The importance of the human evidence became clear as the investigation advanced and uncovered a possible new failure mechanism in the rudder system. By 1997, the Systems Group determined that, under very rare circumstances, a jam in the rudder power control unit (PCU) servo valve could cause a rudder reversal problem in which the rudder moved in the direction opposite to that commanded by the pilot. A human performance investigator, participating in a demonstration prepared by Boeing, found that a pilot would have difficulty understanding or stopping this reversal. The pilot, pushing down on the pedal to make a small input, would find that the pedal was unusually stiff or that the pedal might start to rise in a direction opposite to the input. Pushing harder would not help. A pilot would not be strong enough to overpower the hydraulic system and, as long as the pilot maintained pressure on the pedal, the rudder itself would move fully over in the opposite direction to that being commanded.
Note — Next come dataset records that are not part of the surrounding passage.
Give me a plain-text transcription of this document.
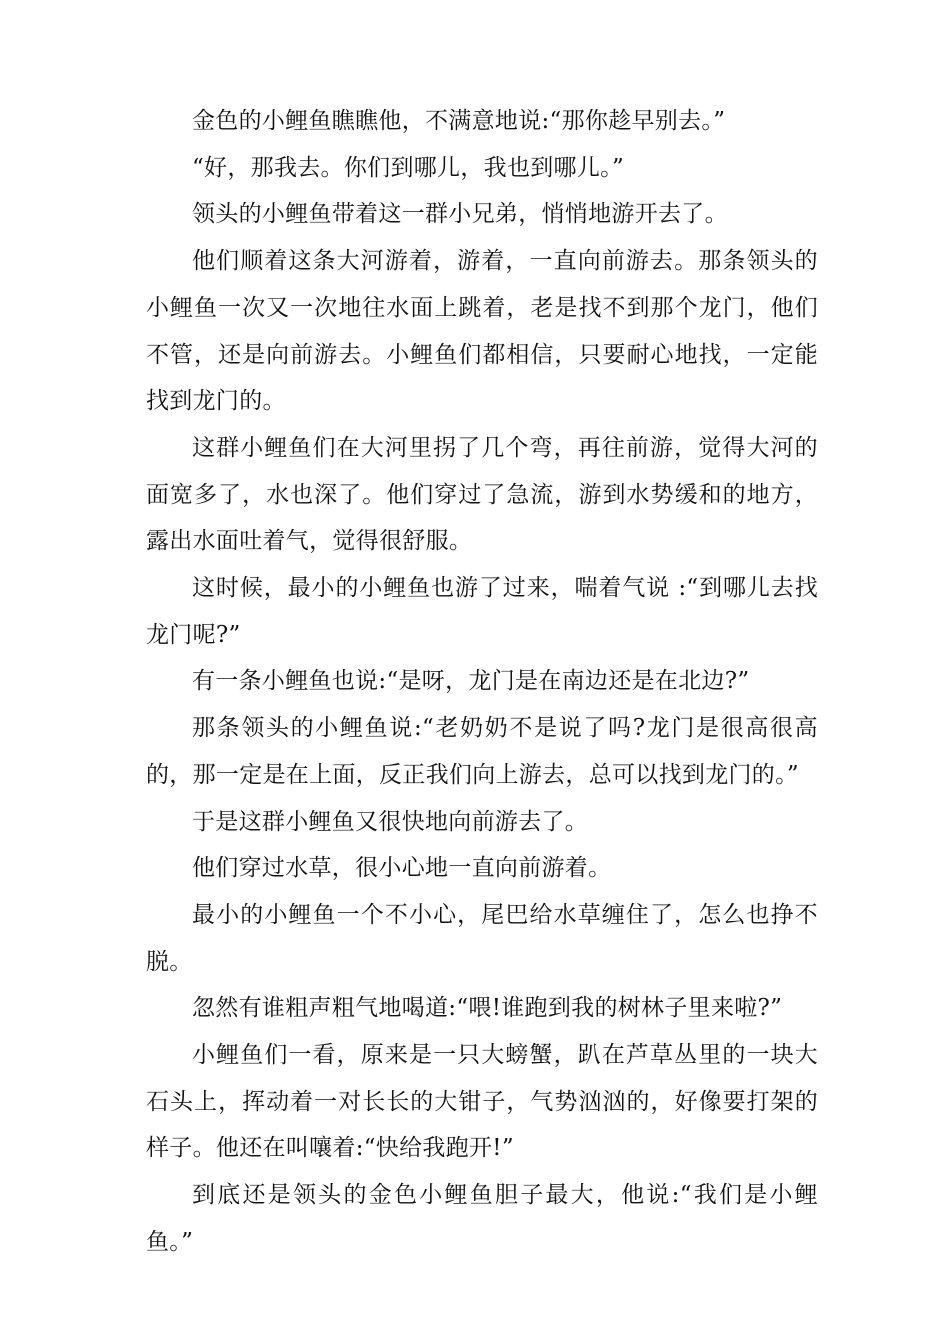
金色的小鲤鱼瞧瞧他，不满意地说:“那你趁早别去。”

“好，那我去。你们到哪儿，我也到哪儿。”

领头的小鲤鱼带着这一群小兄弟，悄悄地游开去了。

他们顺着这条大河游着，游着，一直向前游去。那条领头的小鲤鱼一次又一次地往水面上跳着，老是找不到那个龙门，他们不管，还是向前游去。小鲤鱼们都相信，只要耐心地找，一定能找到龙门的。

这群小鲤鱼们在大河里拐了几个弯，再往前游，觉得大河的面宽多了，水也深了。他们穿过了急流，游到水势缓和的地方，露出水面吐着气，觉得很舒服。

这时候，最小的小鲤鱼也游了过来，喘着气说 :“到哪儿去找龙门呢?”

有一条小鲤鱼也说:“是呀，龙门是在南边还是在北边?”

那条领头的小鲤鱼说:“老奶奶不是说了吗?龙门是很高很高的，那一定是在上面，反正我们向上游去，总可以找到龙门的。”

于是这群小鲤鱼又很快地向前游去了。

他们穿过水草，很小心地一直向前游着。

最小的小鲤鱼一个不小心，尾巴给水草缠住了，怎么也挣不脱。

忽然有谁粗声粗气地喝道:“喂!谁跑到我的树林子里来啦?”

小鲤鱼们一看，原来是一只大螃蟹，趴在芦草丛里的一块大石头上，挥动着一对长长的大钳子，气势汹汹的，好像要打架的样子。他还在叫嚷着:“快给我跑开!”

到底还是领头的金色小鲤鱼胆子最大，他说:“我们是小鲤鱼。”
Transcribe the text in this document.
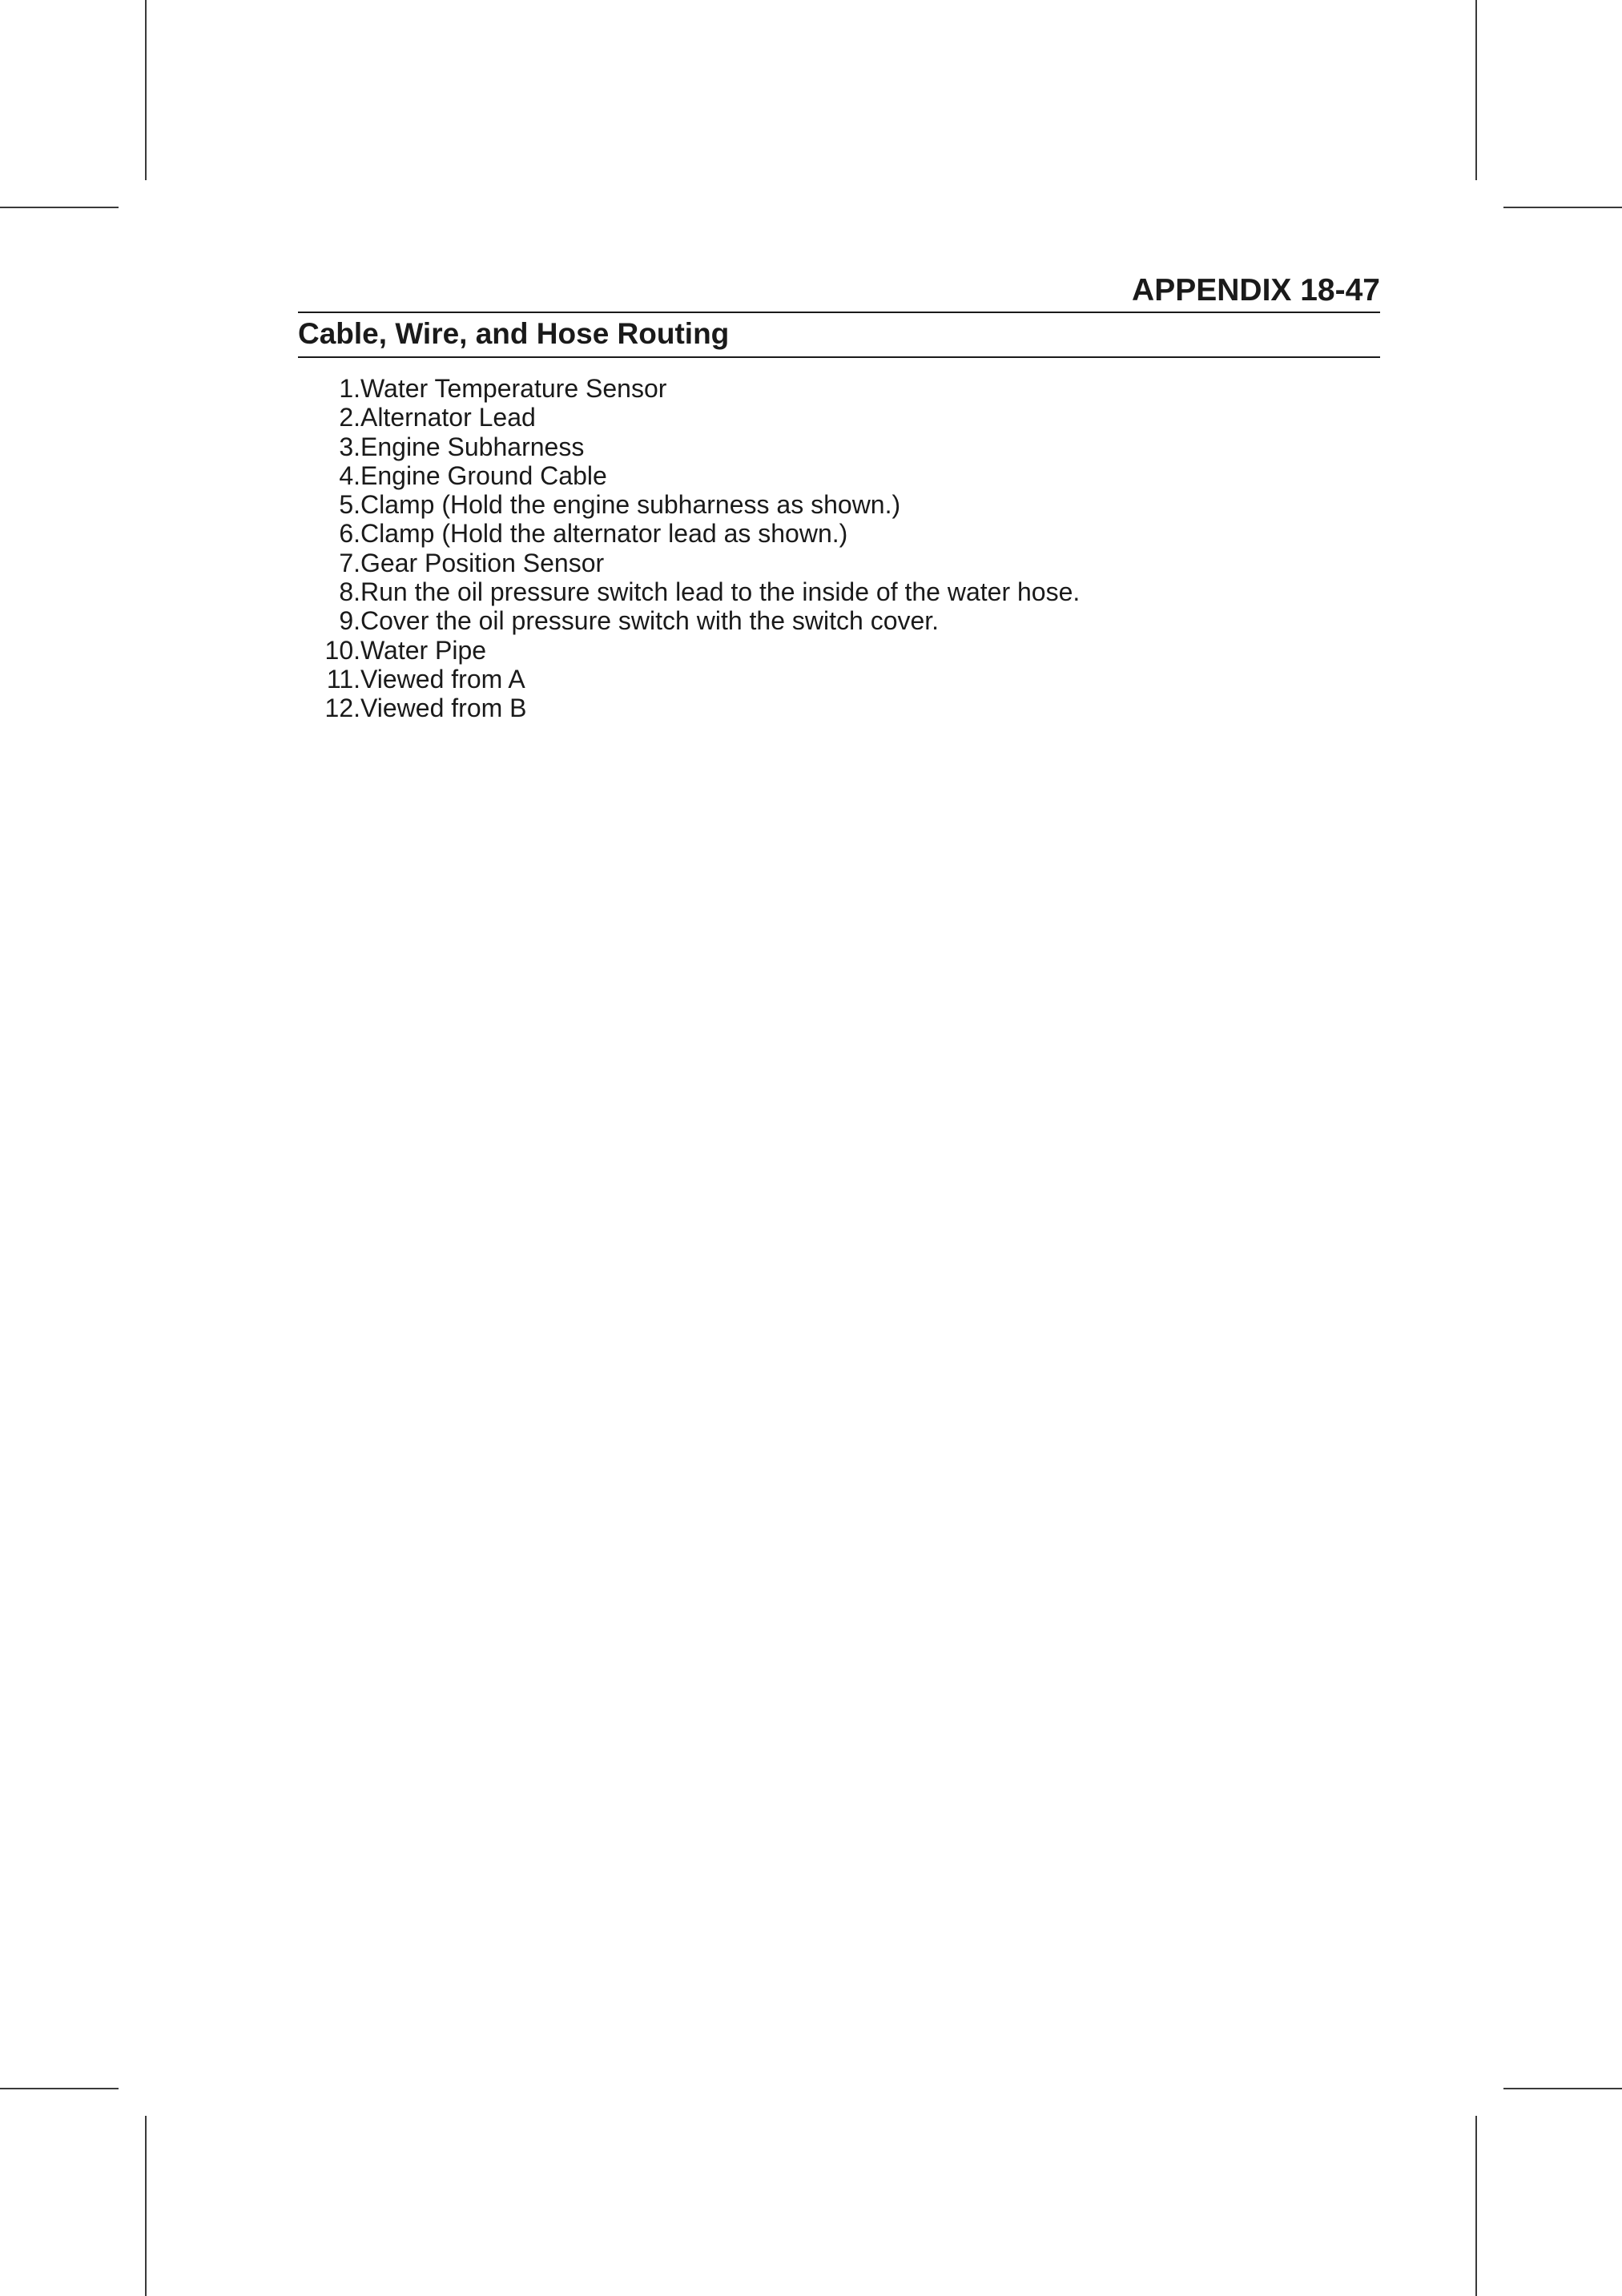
APPENDIX 18-47

Cable, Wire, and Hose Routing
1. Water Temperature Sensor
2. Alternator Lead
3. Engine Subharness
4. Engine Ground Cable
5. Clamp (Hold the engine subharness as shown.)
6. Clamp (Hold the alternator lead as shown.)
7. Gear Position Sensor
8. Run the oil pressure switch lead to the inside of the water hose.
9. Cover the oil pressure switch with the switch cover.
10. Water Pipe
11. Viewed from A
12. Viewed from B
By contrast, the human performance evidence did not support an explanation of the accident based only on pilot input. To cause the accident, a pilot would have to input full left rudder early in the upset period, hold this input for at least 10 seconds as the airplane lost control, and the second pilot would have to allow this wrong input to be maintained. The human performance investigation could provide no plausible explanation under which this might have happened.
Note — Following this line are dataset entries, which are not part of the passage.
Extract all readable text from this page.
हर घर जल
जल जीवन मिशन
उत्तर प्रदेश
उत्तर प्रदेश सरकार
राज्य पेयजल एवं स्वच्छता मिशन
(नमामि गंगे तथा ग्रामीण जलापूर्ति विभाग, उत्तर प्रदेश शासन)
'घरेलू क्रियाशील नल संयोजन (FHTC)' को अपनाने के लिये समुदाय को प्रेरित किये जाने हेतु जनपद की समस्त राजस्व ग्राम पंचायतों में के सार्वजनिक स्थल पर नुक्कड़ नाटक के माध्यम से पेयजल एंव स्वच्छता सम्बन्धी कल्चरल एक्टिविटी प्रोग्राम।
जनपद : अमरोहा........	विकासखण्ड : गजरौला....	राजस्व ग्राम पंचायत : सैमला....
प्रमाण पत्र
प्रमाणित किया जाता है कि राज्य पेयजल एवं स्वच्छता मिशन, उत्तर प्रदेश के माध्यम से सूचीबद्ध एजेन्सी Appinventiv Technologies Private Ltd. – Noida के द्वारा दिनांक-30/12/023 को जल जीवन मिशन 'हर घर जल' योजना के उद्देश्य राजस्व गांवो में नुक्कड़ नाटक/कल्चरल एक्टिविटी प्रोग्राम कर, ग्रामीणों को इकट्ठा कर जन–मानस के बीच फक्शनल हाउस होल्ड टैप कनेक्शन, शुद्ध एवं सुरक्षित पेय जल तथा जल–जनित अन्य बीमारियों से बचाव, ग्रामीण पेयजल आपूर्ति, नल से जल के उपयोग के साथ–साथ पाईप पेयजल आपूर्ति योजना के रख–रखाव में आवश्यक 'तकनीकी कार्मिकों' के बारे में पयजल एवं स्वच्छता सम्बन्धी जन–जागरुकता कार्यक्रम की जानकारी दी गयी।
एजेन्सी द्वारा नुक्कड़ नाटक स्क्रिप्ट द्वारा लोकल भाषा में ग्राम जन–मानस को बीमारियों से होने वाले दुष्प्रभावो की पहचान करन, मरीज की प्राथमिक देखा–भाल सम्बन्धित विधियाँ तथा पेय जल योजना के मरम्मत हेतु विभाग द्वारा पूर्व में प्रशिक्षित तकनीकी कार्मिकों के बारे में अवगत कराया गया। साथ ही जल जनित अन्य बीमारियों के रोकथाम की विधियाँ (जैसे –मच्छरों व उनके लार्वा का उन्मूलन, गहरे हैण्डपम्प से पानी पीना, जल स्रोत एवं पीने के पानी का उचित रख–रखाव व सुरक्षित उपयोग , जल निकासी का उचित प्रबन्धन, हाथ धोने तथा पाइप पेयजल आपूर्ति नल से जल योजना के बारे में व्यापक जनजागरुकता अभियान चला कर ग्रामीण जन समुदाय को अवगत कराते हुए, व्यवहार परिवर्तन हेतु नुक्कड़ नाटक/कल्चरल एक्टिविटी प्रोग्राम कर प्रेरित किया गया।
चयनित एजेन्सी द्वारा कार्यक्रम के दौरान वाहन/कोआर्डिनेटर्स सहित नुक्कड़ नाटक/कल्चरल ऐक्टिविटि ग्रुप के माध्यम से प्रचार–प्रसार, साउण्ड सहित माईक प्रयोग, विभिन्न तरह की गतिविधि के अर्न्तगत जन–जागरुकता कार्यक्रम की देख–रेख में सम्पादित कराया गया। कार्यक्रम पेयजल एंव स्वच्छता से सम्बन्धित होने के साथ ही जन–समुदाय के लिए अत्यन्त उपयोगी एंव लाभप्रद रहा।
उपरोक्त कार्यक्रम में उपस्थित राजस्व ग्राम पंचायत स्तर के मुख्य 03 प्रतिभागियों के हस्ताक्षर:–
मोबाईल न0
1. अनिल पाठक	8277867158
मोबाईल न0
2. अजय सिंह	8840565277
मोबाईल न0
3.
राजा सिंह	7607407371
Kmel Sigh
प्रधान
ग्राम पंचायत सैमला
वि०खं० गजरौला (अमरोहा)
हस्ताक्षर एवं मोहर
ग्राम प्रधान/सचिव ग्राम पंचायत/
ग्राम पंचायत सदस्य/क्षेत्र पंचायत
Airline pilots routinely recover from wake turbulence encounters, even those described as "startling" and extreme, and often from altitudes lower than that of Flight 427 (according to ASRS records). No airline accidents in the United States have been caused by wake turbulence encounters from the altitude of Flight 427 (according to NTSB records). Although pilots have entered inappropriate rudder inputs during emergency upset situations, no instance could be found in which a pilot held a wrong rudder input when it caused the airplane to go visibly out of control (according to a review of worldwide accident/incident records). No instances were found in which pilots entered a full rudder input for any reason during Boeing 737 revenue flights (according to the QAR project). No instances were found in which a pilot, confronted by a surprise full rudder input, failed to take appropriate corrective action. On balance, the human performance evidence could not explain why a pilot would make a full rudder input, why the pilot would hold this wrong input as the airplane went out of control, and why the second pilot would allow this to happen.

As part of the Flight 427 investigation, the NTSB examined a previous Boeing 737 accident at Colorado Springs, on March 3, 1991, involving United Airlines Flight 585. It also examined a Boeing 737 incident at Richmond, Virginia, on June 9, 1996, involving Eastwind Airlines Flight 517. In both cases, the human evidence (including self-report of the surviving pilots) was found to be consistent with a rudder reversal scenario.
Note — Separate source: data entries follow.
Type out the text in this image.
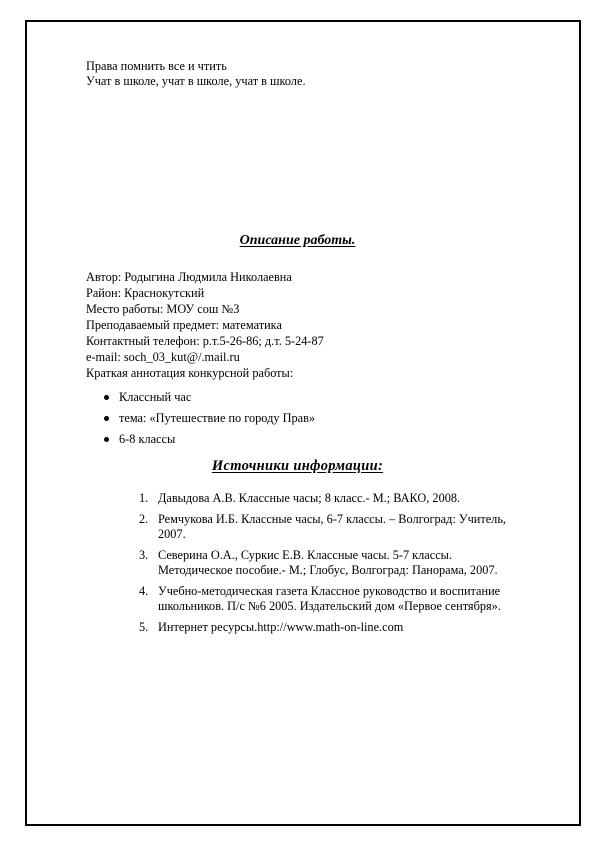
Права помнить все и чтить
Учат в школе, учат в школе, учат в школе.
Описание работы.
Автор: Родыгина Людмила Николаевна
Район: Краснокутский
Место работы: МОУ сош №3
Преподаваемый предмет: математика
Контактный телефон: р.т.5-26-86; д.т. 5-24-87
e-mail: soch_03_kut@/.mail.ru
Краткая аннотация конкурсной работы:
Классный час
тема: «Путешествие по городу Прав»
6-8 классы
Источники информации:
1. Давыдова А.В. Классные часы; 8 класс.- М.; ВАКО, 2008.
2. Ремчукова И.Б. Классные часы, 6-7 классы. – Волгоград: Учитель,
2007.
3. Северина О.А., Суркис Е.В. Классные часы. 5-7 классы.
Методическое пособие.- М.; Глобус, Волгоград: Панорама, 2007.
4. Учебно-методическая газета Классное руководство и воспитание
школьников. П/с №6 2005. Издательский дом «Первое сентября».
5. Интернет ресурсы.http://www.math-on-line.com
The Safely Board determined that the probable cause of the USAir 427 accident was "a loss of control of the airplane resulting from the movement of the rudder surface to its blowdown limit. The rudder surface most likely deflected in a direction opposite to that commanded by the pilots as a result of a jam of the main rudder power control unit servo valve secondary slide to the servo valve housing offset from its neutral position and overtravel of the primary slide."

In reaching its determination, the Safety Board drew on an active human performance investigation.